PPP is continuing the legacy of the Padua Hills Playwrights Workshop/Festival, a major presence on the southern California theatre scene from 1978-1995. Founded by Mednick, Padua produced the early work of such playwrights as John Steppling, Sam Shepard, Maria Irene Fornes, David Henry Hwang, Jon Robin Baitz, Kelly Stuart, Leon Martell and others. During its 18 years of its existence, Padua Hills moved from site to site, always outdoors and always in the spirit of its original location—an old estate in the foothills of the San Gabriel Mountains from which the festival took its name.
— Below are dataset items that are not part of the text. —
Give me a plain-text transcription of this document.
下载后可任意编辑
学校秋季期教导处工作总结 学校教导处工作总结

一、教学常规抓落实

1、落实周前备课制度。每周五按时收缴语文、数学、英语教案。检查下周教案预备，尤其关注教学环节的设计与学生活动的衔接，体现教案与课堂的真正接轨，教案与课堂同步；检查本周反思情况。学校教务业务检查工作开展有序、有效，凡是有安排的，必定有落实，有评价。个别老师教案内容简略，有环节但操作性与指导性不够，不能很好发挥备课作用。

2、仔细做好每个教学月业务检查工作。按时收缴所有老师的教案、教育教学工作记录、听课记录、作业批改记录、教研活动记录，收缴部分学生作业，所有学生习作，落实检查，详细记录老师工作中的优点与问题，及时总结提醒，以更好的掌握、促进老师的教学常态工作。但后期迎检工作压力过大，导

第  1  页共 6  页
"In the tradition of Padua Hills, PPP will present work by Padua students and alumni in tandem with readings and workshops," said Mednick. "We want to reconstitute Padua as a play-producing and teaching organization. There will be an interdisciplinary approach, with workshops and classes for writers, directors and actors. We'd like to retain the flavor of Padua as much as possible."
Mednick and PPP's artistic director Guy Zimmerman hope to produce four plays in 2002 at more regular intervals. Meanwhile, Mednick's three plays will go up in rapid succession, with an eye toward unity of theme and design. The plays are connected by recurring motifs such as the shifting nature of memory as well as by what Mednick calls "a certain self-conscious Judaism on a poetic level." The plays will share a design team, design concept, and composers. Intentions are to cast across all three plays as much as possible.